Cuando los investigadores desactivaron un gen concreto del virus, el llamado Egt, el parásito siguió colonizando las células de las orugas y replicándose como siempre, hasta el punto de disolver al huésped. Sin embargo, en ausencia de una copia funcional del Egt, los baculovirus no obligaban a las orugas a trepar por el árbol. Es poco probable que existan muchos otros parásitos que controlen a sus huéspedes con un solo gen; por lo general el comportamiento animal suele estar influido por diversos genes propios, cada uno de los cuales hace una pequeña aportación al resultado total. Así que lo más probable es que muchos parásitos dependan de un buen número de genes propios para controlar a sus víctimas.

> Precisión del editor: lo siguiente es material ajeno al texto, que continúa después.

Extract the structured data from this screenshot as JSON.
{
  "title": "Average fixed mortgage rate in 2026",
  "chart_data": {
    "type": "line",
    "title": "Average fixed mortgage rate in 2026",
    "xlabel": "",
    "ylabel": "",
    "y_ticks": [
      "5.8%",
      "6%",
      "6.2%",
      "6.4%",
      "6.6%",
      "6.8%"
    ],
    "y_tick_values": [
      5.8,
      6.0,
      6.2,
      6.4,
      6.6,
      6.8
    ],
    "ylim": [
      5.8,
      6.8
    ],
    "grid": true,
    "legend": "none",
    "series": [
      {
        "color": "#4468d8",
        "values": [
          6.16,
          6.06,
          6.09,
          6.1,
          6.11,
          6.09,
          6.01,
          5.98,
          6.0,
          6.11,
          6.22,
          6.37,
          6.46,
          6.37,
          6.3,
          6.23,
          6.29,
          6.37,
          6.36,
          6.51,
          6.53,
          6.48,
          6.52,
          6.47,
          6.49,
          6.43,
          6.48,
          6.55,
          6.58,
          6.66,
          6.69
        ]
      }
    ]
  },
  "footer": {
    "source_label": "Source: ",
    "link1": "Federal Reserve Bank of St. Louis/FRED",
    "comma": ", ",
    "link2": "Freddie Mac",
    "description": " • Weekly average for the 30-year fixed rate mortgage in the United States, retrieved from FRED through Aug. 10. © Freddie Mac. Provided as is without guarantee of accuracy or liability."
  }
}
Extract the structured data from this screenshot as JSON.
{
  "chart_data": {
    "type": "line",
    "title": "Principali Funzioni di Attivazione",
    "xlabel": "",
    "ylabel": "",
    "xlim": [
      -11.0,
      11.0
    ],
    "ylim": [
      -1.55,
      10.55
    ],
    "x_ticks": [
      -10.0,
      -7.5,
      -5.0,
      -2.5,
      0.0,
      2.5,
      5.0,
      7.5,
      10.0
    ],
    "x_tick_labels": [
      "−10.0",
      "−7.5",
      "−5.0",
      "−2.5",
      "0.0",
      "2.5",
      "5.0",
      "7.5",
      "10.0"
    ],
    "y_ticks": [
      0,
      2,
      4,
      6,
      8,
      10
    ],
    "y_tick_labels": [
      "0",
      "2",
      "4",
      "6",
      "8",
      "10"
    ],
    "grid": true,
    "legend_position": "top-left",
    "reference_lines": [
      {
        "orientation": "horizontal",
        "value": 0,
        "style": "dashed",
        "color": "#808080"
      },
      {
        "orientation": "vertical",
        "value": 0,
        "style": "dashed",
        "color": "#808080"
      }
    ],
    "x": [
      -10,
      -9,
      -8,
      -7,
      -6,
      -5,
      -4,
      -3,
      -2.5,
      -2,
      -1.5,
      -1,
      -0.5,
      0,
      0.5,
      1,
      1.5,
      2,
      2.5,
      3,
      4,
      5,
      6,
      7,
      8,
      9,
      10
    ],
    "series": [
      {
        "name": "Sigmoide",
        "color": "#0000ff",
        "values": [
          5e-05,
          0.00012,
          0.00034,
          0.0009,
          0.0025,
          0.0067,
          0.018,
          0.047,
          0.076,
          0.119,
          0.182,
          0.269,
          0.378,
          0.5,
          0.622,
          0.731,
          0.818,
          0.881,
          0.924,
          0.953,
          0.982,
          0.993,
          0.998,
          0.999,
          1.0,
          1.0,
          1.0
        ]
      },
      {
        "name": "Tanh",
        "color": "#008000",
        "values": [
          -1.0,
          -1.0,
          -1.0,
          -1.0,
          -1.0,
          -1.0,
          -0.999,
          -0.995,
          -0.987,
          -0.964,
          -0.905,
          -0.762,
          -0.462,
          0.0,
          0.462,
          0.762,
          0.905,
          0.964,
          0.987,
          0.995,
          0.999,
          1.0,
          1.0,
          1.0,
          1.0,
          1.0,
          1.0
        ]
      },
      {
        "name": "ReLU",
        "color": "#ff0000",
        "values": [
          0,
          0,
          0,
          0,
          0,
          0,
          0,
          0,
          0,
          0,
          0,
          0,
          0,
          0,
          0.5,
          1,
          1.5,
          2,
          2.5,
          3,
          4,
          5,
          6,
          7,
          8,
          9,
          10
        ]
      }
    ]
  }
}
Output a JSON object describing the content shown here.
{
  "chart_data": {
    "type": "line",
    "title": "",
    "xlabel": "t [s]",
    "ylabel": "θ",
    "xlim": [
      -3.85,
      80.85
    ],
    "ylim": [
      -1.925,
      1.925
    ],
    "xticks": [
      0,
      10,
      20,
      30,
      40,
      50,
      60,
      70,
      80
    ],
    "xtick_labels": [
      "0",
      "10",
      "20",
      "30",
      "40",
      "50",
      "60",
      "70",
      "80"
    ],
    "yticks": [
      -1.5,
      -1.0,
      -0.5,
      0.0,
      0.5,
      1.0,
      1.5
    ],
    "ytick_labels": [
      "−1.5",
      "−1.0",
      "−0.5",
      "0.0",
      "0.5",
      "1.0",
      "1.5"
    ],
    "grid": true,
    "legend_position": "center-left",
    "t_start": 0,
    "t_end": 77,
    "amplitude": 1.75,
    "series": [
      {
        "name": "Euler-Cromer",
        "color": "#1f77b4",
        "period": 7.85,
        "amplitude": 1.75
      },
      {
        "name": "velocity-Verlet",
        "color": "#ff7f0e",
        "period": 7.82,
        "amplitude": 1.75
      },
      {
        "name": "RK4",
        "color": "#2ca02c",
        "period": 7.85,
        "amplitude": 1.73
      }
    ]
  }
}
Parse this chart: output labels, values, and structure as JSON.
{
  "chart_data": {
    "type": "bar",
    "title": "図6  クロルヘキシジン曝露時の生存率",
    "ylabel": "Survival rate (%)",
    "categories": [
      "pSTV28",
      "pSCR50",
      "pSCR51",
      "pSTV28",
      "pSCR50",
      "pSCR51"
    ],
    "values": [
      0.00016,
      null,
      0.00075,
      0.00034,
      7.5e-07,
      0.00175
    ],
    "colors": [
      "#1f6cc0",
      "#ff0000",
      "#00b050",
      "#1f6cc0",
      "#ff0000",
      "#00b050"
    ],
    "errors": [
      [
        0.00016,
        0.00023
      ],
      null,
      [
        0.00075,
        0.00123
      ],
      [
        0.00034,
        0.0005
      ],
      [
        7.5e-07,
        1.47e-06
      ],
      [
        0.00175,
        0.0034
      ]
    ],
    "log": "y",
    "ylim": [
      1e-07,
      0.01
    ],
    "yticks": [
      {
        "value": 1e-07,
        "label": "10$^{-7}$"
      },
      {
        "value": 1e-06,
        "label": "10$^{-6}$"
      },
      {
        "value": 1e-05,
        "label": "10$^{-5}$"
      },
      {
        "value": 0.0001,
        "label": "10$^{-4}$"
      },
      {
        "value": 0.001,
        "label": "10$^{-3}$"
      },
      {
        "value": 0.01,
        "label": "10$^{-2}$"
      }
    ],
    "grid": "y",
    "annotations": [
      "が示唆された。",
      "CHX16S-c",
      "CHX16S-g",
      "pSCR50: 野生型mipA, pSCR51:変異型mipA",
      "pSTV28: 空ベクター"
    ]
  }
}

Y qué se sabe de D. coccinellae y su desdichada víctima la mariquita? En la Universidad de Montreal, Fanny Maure y sus colegas hicieron un descubrimiento sorprendente: al transformar a su víctima en complaciente guardaespaldas, la avispa quizás esté actuando como fenotipo extendido de un tercer organismo. Los investigadores descubrieron que cuando la avispa inyecta el huevo en la mariquita, le inocula al mismo tiempo un cóctel de sustancias químicas y otros componentes, entre ellos un virus que se replica en los ovarios de la avispa. Hay indicios que apuntan a que ese virus es el que inmoviliza a la mariquita para que proteja el capullo de avispa de eventuales intrusos.


El virus y la avispa comparten intereses evolutivos; convertir la mariquita en guardaespaldas produce más avispas, y más avispas engendran más virus. Así las cosas, sus genes colaboran para hacer de la mariquita su títere. Pero aunque antes lo pareciera, quien maneja el títere quizá no sea la avispa D. coccinellae, pues en su interior oculta a otro titiritero.